In this project modules are organized according to these rules:

  • tofu/main/* contains the main tf files that specify whole testing environments
    • there is one subdirectory per platform (eg. aws, azure, harvester)
  • tofu/modules contains reusable modules that can be used in multiple environments
    • modules in the tofu/modules/generic directory are platform-agnostic
    • modules in other directories are platform-specific (eg. aws, azure, harvester)
  • modules are consistently named according to the concept they represent:
    • node: a Linux VM capable of SSH login
      • node_variables is a block of variables passed as-is from main to a platform-specific node module. It contains all details to create the VM that are specific to that one VM
    • cluster: a Kubernetes cluster - possibly a set of nodes with a distribution installed, or a managed service
    • network: anything that is shared among clusters and nodes and allows them to work together (actual networks, firewalls, rules, bastion hosts...)
      • network_configuration is a block of outputs passed as-is from a platform-specific network module to node modules of the same platform. It contains details that are common to all VMs
    • test environment: an upstream cluster, any number of downstream clusters and a tester cluster, all glued together with a single network
    • everything else, typically generic software that can be installed onto nodes

Assumptions:

  • Deployed nodes and clusters are reachable either directly or via an SSH bastion host from the machine running OpenTofu
  • Deployed nodes and clusters will be able to reach one another with the same domain names, from the same network. That network might not be the same network of the machine running OpenTofu
  • Deployed clusters may or may not be directly reachable from the machine running OpenTofu. In the current aws implementation, for example, all access goes through an SSH bastion host and tunnels, but that is an implementation detail and may change in future. For new platforms there is no requirement - clusters might be directly reachable with an Internet-accessible FQDN, or be behind a bastion host, Tailscale, Boundary or other mechanism

Vendored binaries

Dartboard vendors binaries it uses like OpenTofu, kubectl and Helm. These are decompressed and stored in the .bin directory at runtime.

Dart files

YAML files in the darts/ subdirectory represent full environments and contain all configuration to run a test. That includes:

  • tofu_main_directory: a pointer to a main directory for OpenTofu modules
  • tofu_variables: a block of variables passed as-is to OpenTofu
  • any other test-specific variables

Hacks and workarounds

In some situations we want to add code which "uncleanly" works around bugs in other software or limitations of some kind.
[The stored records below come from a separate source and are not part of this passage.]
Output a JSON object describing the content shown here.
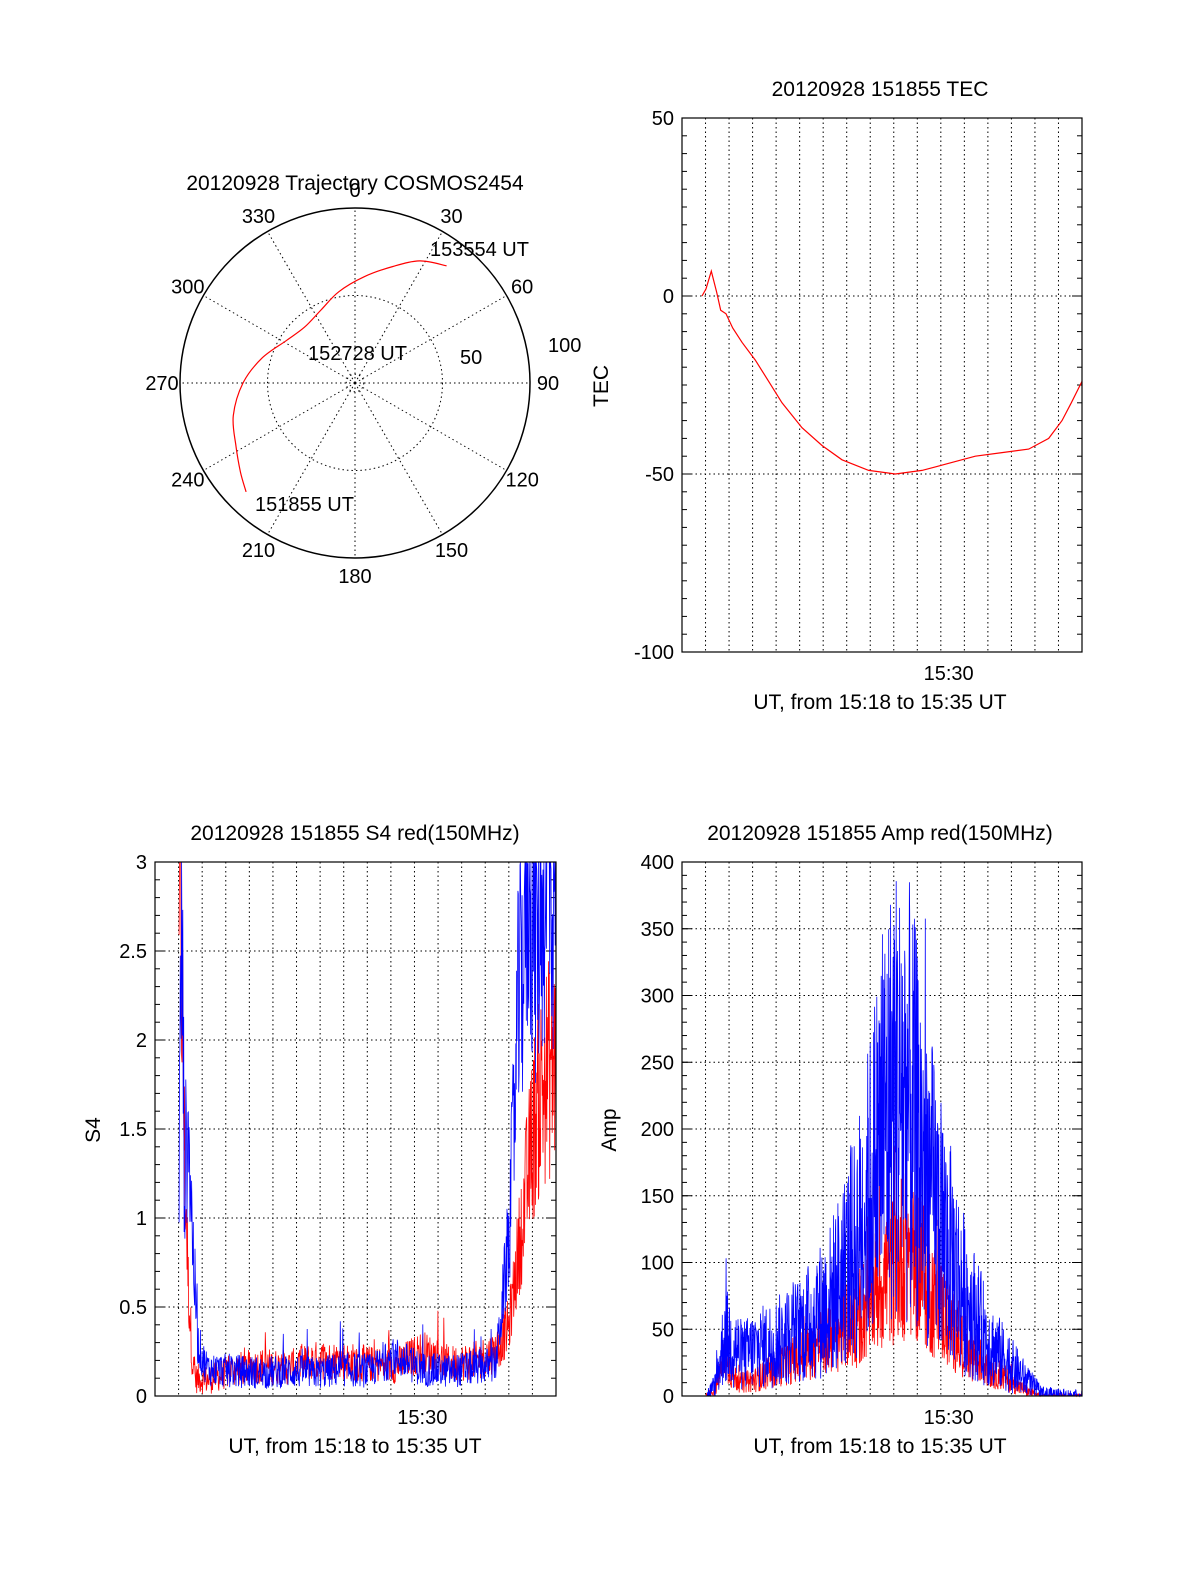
{
  "colors": {
    "red": "#ff0000",
    "blue": "#0000ff",
    "axis": "#000000"
  },
  "chart_data": [
    {
      "id": "trajectory",
      "type": "polar",
      "title": "20120928 Trajectory COSMOS2454",
      "azimuth_labels": [
        "0",
        "30",
        "60",
        "90",
        "120",
        "150",
        "180",
        "210",
        "240",
        "270",
        "300",
        "330"
      ],
      "zenith_ring_labels": [
        "50",
        "100"
      ],
      "zenith_max": 100,
      "track_color": "#ff0000",
      "track": [
        {
          "az": 225,
          "zen": 88
        },
        {
          "az": 232,
          "zen": 83
        },
        {
          "az": 242,
          "zen": 77
        },
        {
          "az": 255,
          "zen": 72
        },
        {
          "az": 270,
          "zen": 64
        },
        {
          "az": 285,
          "zen": 55
        },
        {
          "az": 302,
          "zen": 46
        },
        {
          "az": 318,
          "zen": 43
        },
        {
          "az": 335,
          "zen": 46
        },
        {
          "az": 350,
          "zen": 53
        },
        {
          "az": 5,
          "zen": 61
        },
        {
          "az": 18,
          "zen": 70
        },
        {
          "az": 28,
          "zen": 79
        },
        {
          "az": 38,
          "zen": 85
        }
      ],
      "annotations": [
        "153554 UT",
        "152728 UT",
        "151855 UT"
      ]
    },
    {
      "id": "tec",
      "type": "line",
      "title": "20120928 151855 TEC",
      "xlabel": "UT, from 15:18 to 15:35 UT",
      "ylabel": "TEC",
      "xlim": [
        15.3,
        15.6
      ],
      "ylim": [
        -100,
        50
      ],
      "yticks": [
        "50",
        "0",
        "-50",
        "-100"
      ],
      "ytick_values": [
        50,
        0,
        -50,
        -100
      ],
      "xtick_labels": [
        "15:30"
      ],
      "xtick_values": [
        15.5
      ],
      "series": [
        {
          "color": "#ff0000",
          "x": [
            15.315,
            15.318,
            15.322,
            15.326,
            15.329,
            15.333,
            15.338,
            15.345,
            15.355,
            15.365,
            15.375,
            15.39,
            15.405,
            15.42,
            15.44,
            15.46,
            15.48,
            15.49,
            15.5,
            15.52,
            15.54,
            15.56,
            15.575,
            15.585,
            15.592,
            15.6
          ],
          "y": [
            0,
            2,
            7,
            1,
            -4,
            -5,
            -9,
            -13,
            -18,
            -24,
            -30,
            -37,
            -42,
            -46,
            -49,
            -50,
            -49,
            -48,
            -47,
            -45,
            -44,
            -43,
            -40,
            -35,
            -30,
            -24
          ]
        }
      ]
    },
    {
      "id": "s4",
      "type": "line",
      "title": "20120928 151855 S4 red(150MHz)",
      "xlabel": "UT, from 15:18 to 15:35 UT",
      "ylabel": "S4",
      "xlim": [
        15.3,
        15.6
      ],
      "ylim": [
        0,
        3
      ],
      "yticks": [
        "3",
        "2.5",
        "2",
        "1.5",
        "1",
        "0.5",
        "0"
      ],
      "ytick_values": [
        3,
        2.5,
        2,
        1.5,
        1,
        0.5,
        0
      ],
      "xtick_labels": [
        "15:30"
      ],
      "xtick_values": [
        15.5
      ],
      "series": [
        {
          "color": "#ff0000",
          "x": [
            15.318,
            15.32,
            15.322,
            15.325,
            15.328,
            15.33,
            15.34,
            15.36,
            15.38,
            15.4,
            15.42,
            15.44,
            15.46,
            15.48,
            15.5,
            15.52,
            15.54,
            15.555,
            15.565,
            15.575,
            15.585,
            15.592,
            15.6
          ],
          "y": [
            3.0,
            2.4,
            1.4,
            0.6,
            0.2,
            0.1,
            0.09,
            0.15,
            0.17,
            0.16,
            0.2,
            0.2,
            0.18,
            0.17,
            0.25,
            0.18,
            0.2,
            0.25,
            0.4,
            1.0,
            1.6,
            1.8,
            1.9
          ]
        },
        {
          "color": "#0000ff",
          "x": [
            15.318,
            15.32,
            15.322,
            15.325,
            15.328,
            15.332,
            15.336,
            15.34,
            15.36,
            15.38,
            15.4,
            15.42,
            15.44,
            15.46,
            15.48,
            15.5,
            15.52,
            15.54,
            15.555,
            15.565,
            15.572,
            15.58,
            15.585,
            15.592,
            15.6
          ],
          "y": [
            1.3,
            2.8,
            1.2,
            1.6,
            0.9,
            0.3,
            0.2,
            0.15,
            0.14,
            0.13,
            0.14,
            0.13,
            0.15,
            0.14,
            0.22,
            0.15,
            0.14,
            0.16,
            0.18,
            0.9,
            2.2,
            3.0,
            2.6,
            3.0,
            2.8
          ]
        }
      ]
    },
    {
      "id": "amp",
      "type": "line",
      "title": "20120928 151855 Amp red(150MHz)",
      "xlabel": "UT, from 15:18 to 15:35 UT",
      "ylabel": "Amp",
      "xlim": [
        15.3,
        15.6
      ],
      "ylim": [
        0,
        400
      ],
      "yticks": [
        "400",
        "350",
        "300",
        "250",
        "200",
        "150",
        "100",
        "50",
        "0"
      ],
      "ytick_values": [
        400,
        350,
        300,
        250,
        200,
        150,
        100,
        50,
        0
      ],
      "xtick_labels": [
        "15:30"
      ],
      "xtick_values": [
        15.5
      ],
      "series": [
        {
          "color": "#ff0000",
          "x": [
            15.318,
            15.325,
            15.332,
            15.338,
            15.345,
            15.355,
            15.37,
            15.39,
            15.41,
            15.43,
            15.44,
            15.45,
            15.46,
            15.47,
            15.48,
            15.49,
            15.5,
            15.51,
            15.52,
            15.53,
            15.54,
            15.55,
            15.56,
            15.57,
            15.6
          ],
          "y": [
            0,
            5,
            30,
            15,
            10,
            12,
            20,
            30,
            45,
            55,
            70,
            85,
            100,
            110,
            95,
            70,
            55,
            40,
            30,
            20,
            15,
            8,
            3,
            0,
            0
          ]
        },
        {
          "color": "#0000ff",
          "x": [
            15.318,
            15.325,
            15.332,
            15.338,
            15.345,
            15.355,
            15.37,
            15.39,
            15.41,
            15.43,
            15.44,
            15.45,
            15.46,
            15.47,
            15.48,
            15.49,
            15.5,
            15.51,
            15.52,
            15.53,
            15.54,
            15.55,
            15.56,
            15.57,
            15.6
          ],
          "y": [
            0,
            8,
            45,
            40,
            30,
            35,
            40,
            50,
            70,
            110,
            150,
            200,
            230,
            220,
            180,
            140,
            110,
            80,
            60,
            40,
            30,
            20,
            10,
            2,
            0
          ]
        }
      ]
    }
  ]
}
Those can be discussed in the PR on a case-by-case basis, but they have to be documented with a comment starting with HACK:, so that they can be tracked later, eg.:

https://github.com/search?q=repo%3Amoio%2Fscalability-tests+HACK%3A&type=code

If at all possible, also include a condition for the removal of the hack (eg. dependency is updated to a version that fixes a certain issue).